Dimitri de Ruiter Dimitri de Ruiter - 28 days ago 11
Ruby Question

Rails 5 - set value on self based on matching fields with a Regex

In the app that I am building to learn Ruby and Rails, I have trouble getting below to work.

Desired result



when the content of the field
self.extracted_data
(here self is object
Document
) contains the bank account number (
bank_account
) of a business partner (
BusinessPartner
), the sender for the document (
self.sender_id
) needs to equal the BusinessPartner.

What I have so far:

BusinessPartner.active.each do |business_partner|
unless business_partner == self.receiver_id
if self.extracted_data =~ /\s#{Regexp.escape(business_partner.bank_account)}?\s/i # need to fix the RGX
self.sender = business_partner
self.name = "match: " + business_partner.id.to_s + /\s#{Regexp.escape(business_partner.bank_account)}?\s/i.to_s # to see RGX used
else
self.sender = nil
self.name = "NO match: " + business_partner.id.to_s + /\s#{Regexp.escape(business_partner.bank_account)}?\s/i.to_s # to see RGX used
end
end
end


It always gives me NO MATCH where I do have 100% matching records for business partners. I have been studying the pickaxe book, rails doc etc. for hours now and can find the solution. All help / advice welcome.

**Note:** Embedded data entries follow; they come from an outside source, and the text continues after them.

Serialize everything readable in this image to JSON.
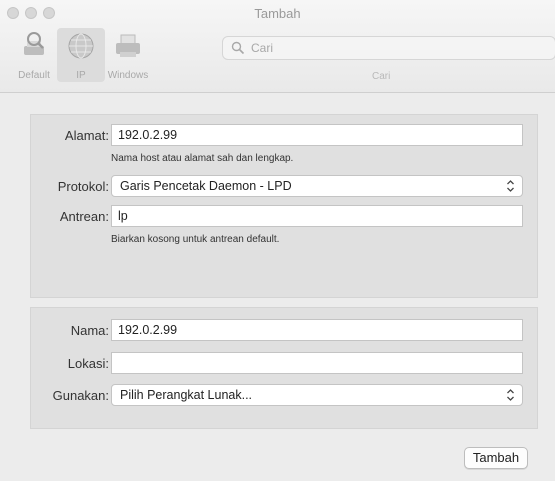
{
  "window": {
    "title": "Tambah"
  },
  "toolbar": {
    "tools": [
      {
        "label": "Default",
        "icon": "printer-default-icon"
      },
      {
        "label": "IP",
        "icon": "globe-ip-icon",
        "selected": true
      },
      {
        "label": "Windows",
        "icon": "windows-printer-icon"
      }
    ],
    "search": {
      "placeholder": "Cari",
      "label": "Cari"
    }
  },
  "printer_panel": {
    "alamat": {
      "label": "Alamat:",
      "value": "192.0.2.99",
      "hint": "Nama host atau alamat sah dan lengkap."
    },
    "protokol": {
      "label": "Protokol:",
      "value": "Garis Pencetak Daemon - LPD"
    },
    "antrean": {
      "label": "Antrean:",
      "value": "lp",
      "hint": "Biarkan kosong untuk antrean default."
    }
  },
  "info_panel": {
    "nama": {
      "label": "Nama:",
      "value": "192.0.2.99"
    },
    "lokasi": {
      "label": "Lokasi:",
      "value": ""
    },
    "gunakan": {
      "label": "Gunakan:",
      "value": "Pilih Perangkat Lunak..."
    }
  },
  "actions": {
    "add_label": "Tambah"
  },
  "colors": {
    "window_bg": "#ececec",
    "panel_bg": "#e0e0e0",
    "toolbar_text": "#a9a9a9"
  }
}
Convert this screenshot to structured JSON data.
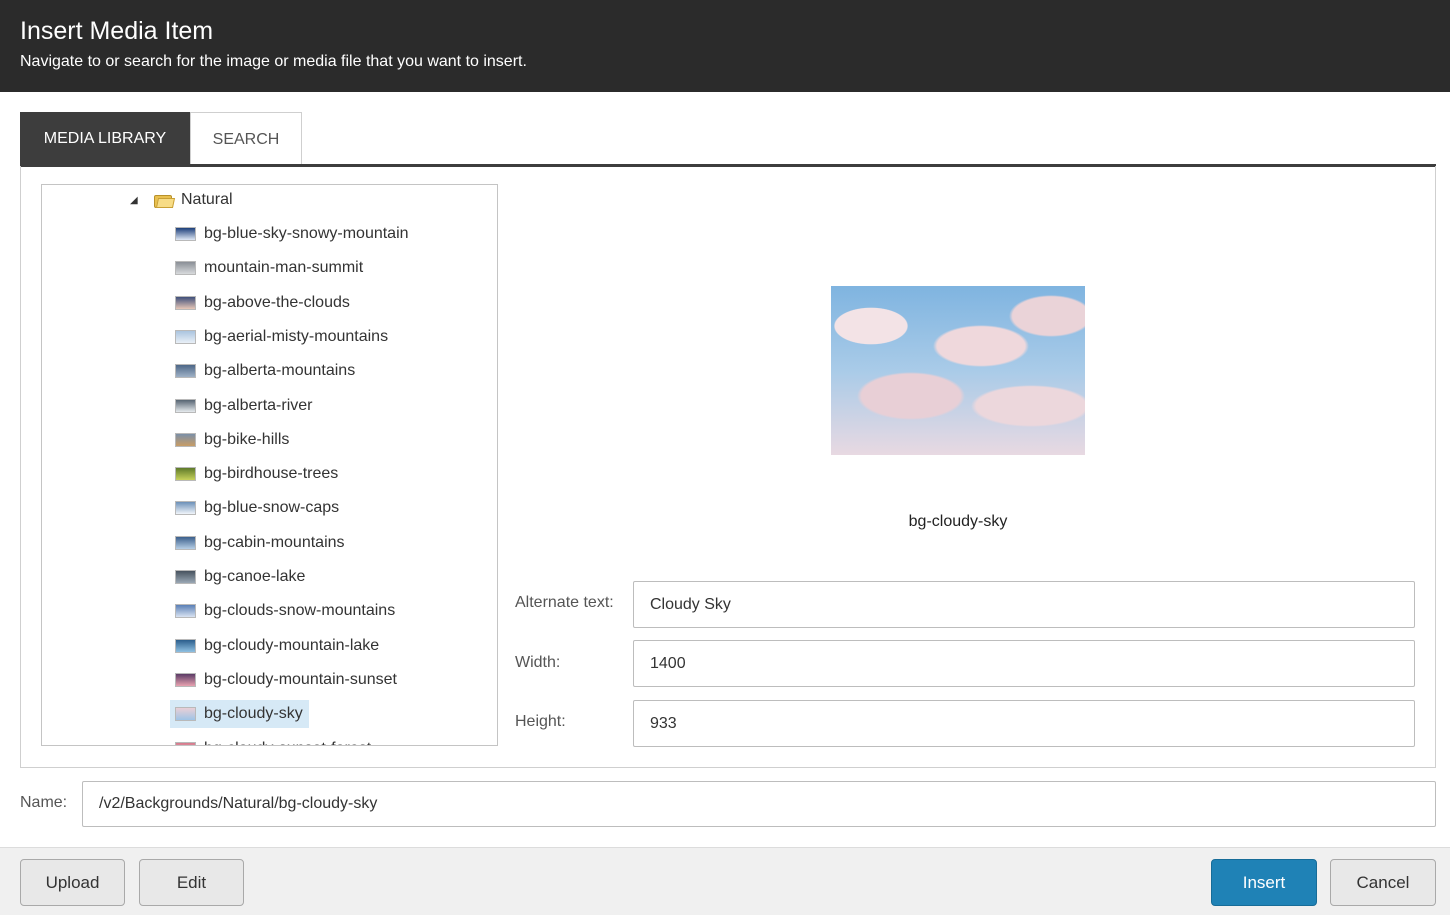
{
  "dialog": {
    "title": "Insert Media Item",
    "subtitle": "Navigate to or search for the image or media file that you want to insert."
  },
  "tabs": [
    {
      "label": "MEDIA LIBRARY",
      "active": true
    },
    {
      "label": "SEARCH",
      "active": false
    }
  ],
  "tree": {
    "root": {
      "label": "Natural",
      "icon": "folder-icon",
      "expanded": true
    },
    "items": [
      {
        "label": "bg-blue-sky-snowy-mountain",
        "thumb": [
          "#1c3f7a",
          "#dfe8f5"
        ]
      },
      {
        "label": "mountain-man-summit",
        "thumb": [
          "#8a8f96",
          "#d8dadc"
        ]
      },
      {
        "label": "bg-above-the-clouds",
        "thumb": [
          "#3f4f7a",
          "#e7c7b7"
        ]
      },
      {
        "label": "bg-aerial-misty-mountains",
        "thumb": [
          "#aac4df",
          "#e9f0f7"
        ]
      },
      {
        "label": "bg-alberta-mountains",
        "thumb": [
          "#4d6787",
          "#9fb1c6"
        ]
      },
      {
        "label": "bg-alberta-river",
        "thumb": [
          "#566472",
          "#e6ebee"
        ]
      },
      {
        "label": "bg-bike-hills",
        "thumb": [
          "#7b8fa8",
          "#c89d66"
        ]
      },
      {
        "label": "bg-birdhouse-trees",
        "thumb": [
          "#5e7a2a",
          "#c7d25b"
        ]
      },
      {
        "label": "bg-blue-snow-caps",
        "thumb": [
          "#6c90b8",
          "#f1f5fa"
        ]
      },
      {
        "label": "bg-cabin-mountains",
        "thumb": [
          "#3b5f8c",
          "#b7cfe6"
        ]
      },
      {
        "label": "bg-canoe-lake",
        "thumb": [
          "#48535f",
          "#9aa8b5"
        ]
      },
      {
        "label": "bg-clouds-snow-mountains",
        "thumb": [
          "#5a7fb6",
          "#d9e3f1"
        ]
      },
      {
        "label": "bg-cloudy-mountain-lake",
        "thumb": [
          "#2b5e8c",
          "#8fc0e2"
        ]
      },
      {
        "label": "bg-cloudy-mountain-sunset",
        "thumb": [
          "#5b3b66",
          "#e8a2b0"
        ]
      },
      {
        "label": "bg-cloudy-sky",
        "thumb": [
          "#e9cfd6",
          "#9fc4e6"
        ],
        "selected": true
      },
      {
        "label": "bg-cloudy-sunset-forest",
        "thumb": [
          "#d67a8c",
          "#f0c3c9"
        ]
      }
    ]
  },
  "preview": {
    "caption": "bg-cloudy-sky"
  },
  "fields": {
    "alt_label": "Alternate text:",
    "alt_value": "Cloudy Sky",
    "width_label": "Width:",
    "width_value": "1400",
    "height_label": "Height:",
    "height_value": "933",
    "name_label": "Name:",
    "name_value": "/v2/Backgrounds/Natural/bg-cloudy-sky"
  },
  "buttons": {
    "upload": "Upload",
    "edit": "Edit",
    "insert": "Insert",
    "cancel": "Cancel"
  },
  "colors": {
    "header_bg": "#2b2b2b",
    "active_tab_bg": "#3d3d3d",
    "selected_item_bg": "#d6e9f6",
    "primary_button": "#1f82b6"
  }
}
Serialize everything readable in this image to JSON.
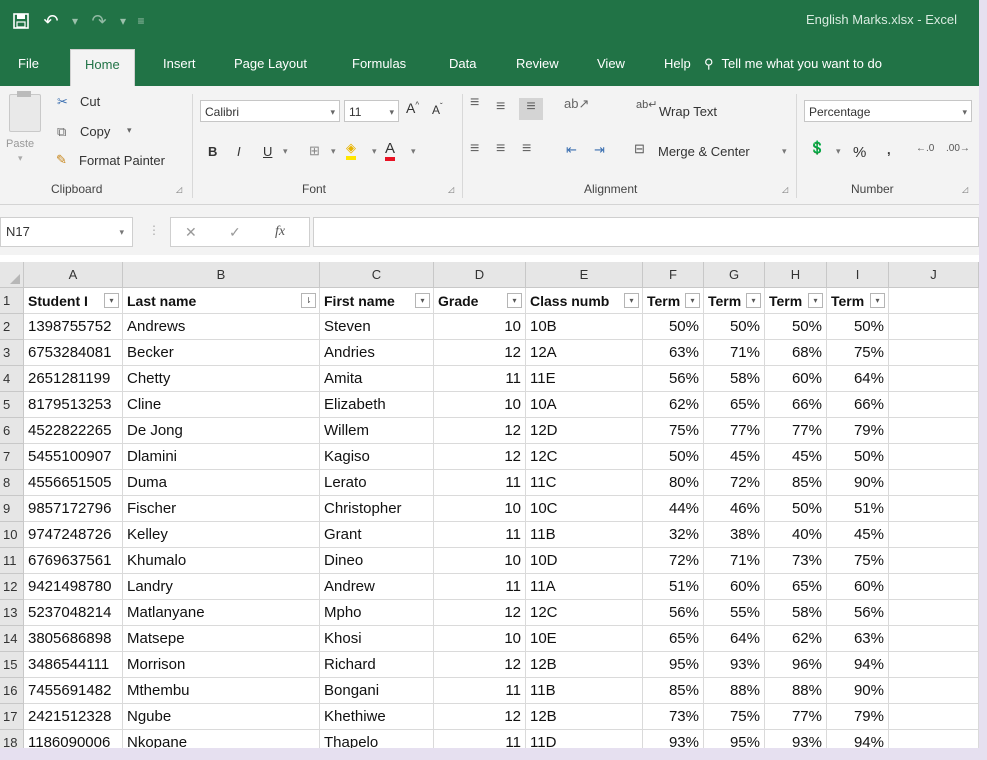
{
  "window": {
    "title": "English Marks.xlsx  -  Excel"
  },
  "qat": {
    "save_icon": "save-icon",
    "undo_icon": "undo-icon",
    "redo_icon": "redo-icon"
  },
  "tabs": [
    "File",
    "Home",
    "Insert",
    "Page Layout",
    "Formulas",
    "Data",
    "Review",
    "View",
    "Help"
  ],
  "tell_me": "Tell me what you want to do",
  "ribbon": {
    "clipboard": {
      "paste": "Paste",
      "cut": "Cut",
      "copy": "Copy",
      "format_painter": "Format Painter",
      "label": "Clipboard"
    },
    "font": {
      "name": "Calibri",
      "size": "11",
      "label": "Font"
    },
    "alignment": {
      "wrap_text": "Wrap Text",
      "merge_center": "Merge & Center",
      "label": "Alignment"
    },
    "number": {
      "format": "Percentage",
      "percent": "%",
      "comma": ",",
      "label": "Number"
    }
  },
  "formula_bar": {
    "name_box": "N17",
    "fx": "fx",
    "value": ""
  },
  "columns": [
    "A",
    "B",
    "C",
    "D",
    "E",
    "F",
    "G",
    "H",
    "I",
    "J"
  ],
  "header_row": [
    "Student I",
    "Last name",
    "First name",
    "Grade",
    "Class numb",
    "Term",
    "Term",
    "Term",
    "Term"
  ],
  "rows": [
    {
      "n": "2",
      "id": "1398755752",
      "last": "Andrews",
      "first": "Steven",
      "grade": "10",
      "cls": "10B",
      "t1": "50%",
      "t2": "50%",
      "t3": "50%",
      "t4": "50%"
    },
    {
      "n": "3",
      "id": "6753284081",
      "last": "Becker",
      "first": "Andries",
      "grade": "12",
      "cls": "12A",
      "t1": "63%",
      "t2": "71%",
      "t3": "68%",
      "t4": "75%"
    },
    {
      "n": "4",
      "id": "2651281199",
      "last": "Chetty",
      "first": "Amita",
      "grade": "11",
      "cls": "11E",
      "t1": "56%",
      "t2": "58%",
      "t3": "60%",
      "t4": "64%"
    },
    {
      "n": "5",
      "id": "8179513253",
      "last": "Cline",
      "first": "Elizabeth",
      "grade": "10",
      "cls": "10A",
      "t1": "62%",
      "t2": "65%",
      "t3": "66%",
      "t4": "66%"
    },
    {
      "n": "6",
      "id": "4522822265",
      "last": "De Jong",
      "first": "Willem",
      "grade": "12",
      "cls": "12D",
      "t1": "75%",
      "t2": "77%",
      "t3": "77%",
      "t4": "79%"
    },
    {
      "n": "7",
      "id": "5455100907",
      "last": "Dlamini",
      "first": "Kagiso",
      "grade": "12",
      "cls": "12C",
      "t1": "50%",
      "t2": "45%",
      "t3": "45%",
      "t4": "50%"
    },
    {
      "n": "8",
      "id": "4556651505",
      "last": "Duma",
      "first": "Lerato",
      "grade": "11",
      "cls": "11C",
      "t1": "80%",
      "t2": "72%",
      "t3": "85%",
      "t4": "90%"
    },
    {
      "n": "9",
      "id": "9857172796",
      "last": "Fischer",
      "first": "Christopher",
      "grade": "10",
      "cls": "10C",
      "t1": "44%",
      "t2": "46%",
      "t3": "50%",
      "t4": "51%"
    },
    {
      "n": "10",
      "id": "9747248726",
      "last": "Kelley",
      "first": "Grant",
      "grade": "11",
      "cls": "11B",
      "t1": "32%",
      "t2": "38%",
      "t3": "40%",
      "t4": "45%"
    },
    {
      "n": "11",
      "id": "6769637561",
      "last": "Khumalo",
      "first": "Dineo",
      "grade": "10",
      "cls": "10D",
      "t1": "72%",
      "t2": "71%",
      "t3": "73%",
      "t4": "75%"
    },
    {
      "n": "12",
      "id": "9421498780",
      "last": "Landry",
      "first": "Andrew",
      "grade": "11",
      "cls": "11A",
      "t1": "51%",
      "t2": "60%",
      "t3": "65%",
      "t4": "60%"
    },
    {
      "n": "13",
      "id": "5237048214",
      "last": "Matlanyane",
      "first": "Mpho",
      "grade": "12",
      "cls": "12C",
      "t1": "56%",
      "t2": "55%",
      "t3": "58%",
      "t4": "56%"
    },
    {
      "n": "14",
      "id": "3805686898",
      "last": "Matsepe",
      "first": "Khosi",
      "grade": "10",
      "cls": "10E",
      "t1": "65%",
      "t2": "64%",
      "t3": "62%",
      "t4": "63%"
    },
    {
      "n": "15",
      "id": "3486544111",
      "last": "Morrison",
      "first": "Richard",
      "grade": "12",
      "cls": "12B",
      "t1": "95%",
      "t2": "93%",
      "t3": "96%",
      "t4": "94%"
    },
    {
      "n": "16",
      "id": "7455691482",
      "last": "Mthembu",
      "first": "Bongani",
      "grade": "11",
      "cls": "11B",
      "t1": "85%",
      "t2": "88%",
      "t3": "88%",
      "t4": "90%"
    },
    {
      "n": "17",
      "id": "2421512328",
      "last": "Ngube",
      "first": "Khethiwe",
      "grade": "12",
      "cls": "12B",
      "t1": "73%",
      "t2": "75%",
      "t3": "77%",
      "t4": "79%"
    },
    {
      "n": "18",
      "id": "1186090006",
      "last": "Nkopane",
      "first": "Thapelo",
      "grade": "11",
      "cls": "11D",
      "t1": "93%",
      "t2": "95%",
      "t3": "93%",
      "t4": "94%"
    }
  ],
  "colors": {
    "excel_green": "#217346",
    "ribbon_bg": "#f3f3f3"
  }
}
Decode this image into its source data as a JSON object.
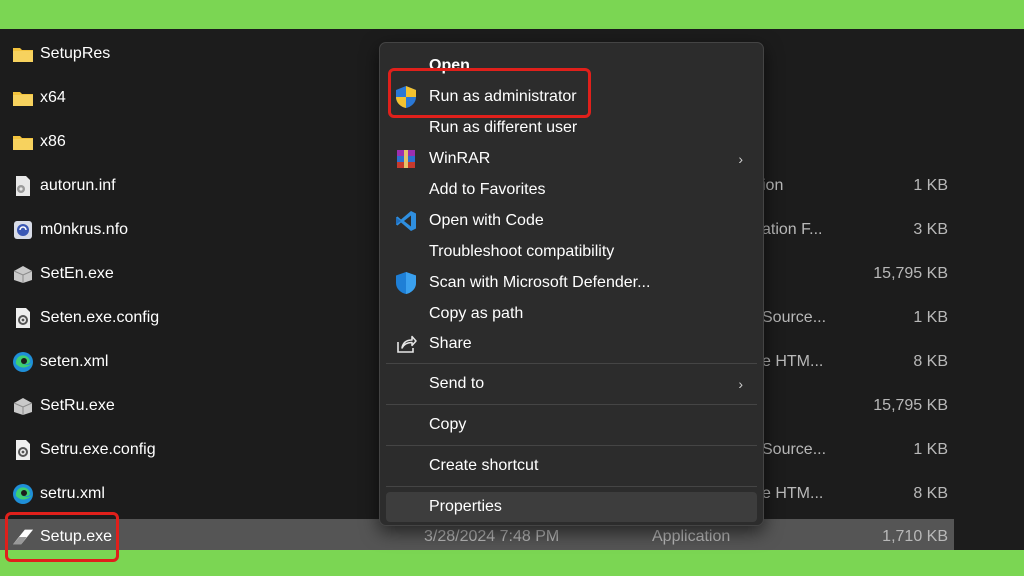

p.s. I could DRY the regex into a variable yet it is used multiple times only temporarily.

update



sample data for business partners
enter image description here

sample data for extracted_data

could include the bank-account...


  • enclosed in whitespace eg: ' NL15 INGB 0660 3125 06 '

  • enclosed in whitespace and a dot (.) eg: ' GB99 RBS1 0469 7788 99.'

  • enclosed in brackets () eg: (NL15 INGB 0660 3125 06)

  • although not allowed by the banks, could have special characters; typically dot (.) or dash (-)

  • or like so: ' 19.83.94.527 ' (very uncommon; no need to cater.



Note: bank account should adhere to IBAN formatting rules. These will be applied to the business_partner.bank_account field for data quality; yet what is in the extracted_data depends on what it extracted from the file (pdf) attached to the document record.

Answer

You may replace the \s whitespace patterns with word boundaries \b to avoid requiring whitespace around the pattern (word boundaries are zero-width assertions, and they only match locations in a string, so they are safe to use in the extraction scenario, similarly to lookarounds), and since there are whitespace symbols in the original string, you may just remove them with .gsub(/\s+/, '') for the sake of regex checking:

if self.extracted_data.gsub(/\s+/, '') =~ /\b#{Regexp.escape(business_partner.bank_account)}?\b/i
                       ^^^^^^^^^^^^^^^    ^^^                                               ^^^

See more about word boundaries on the Word Boundaries regular-expressions.info Web page.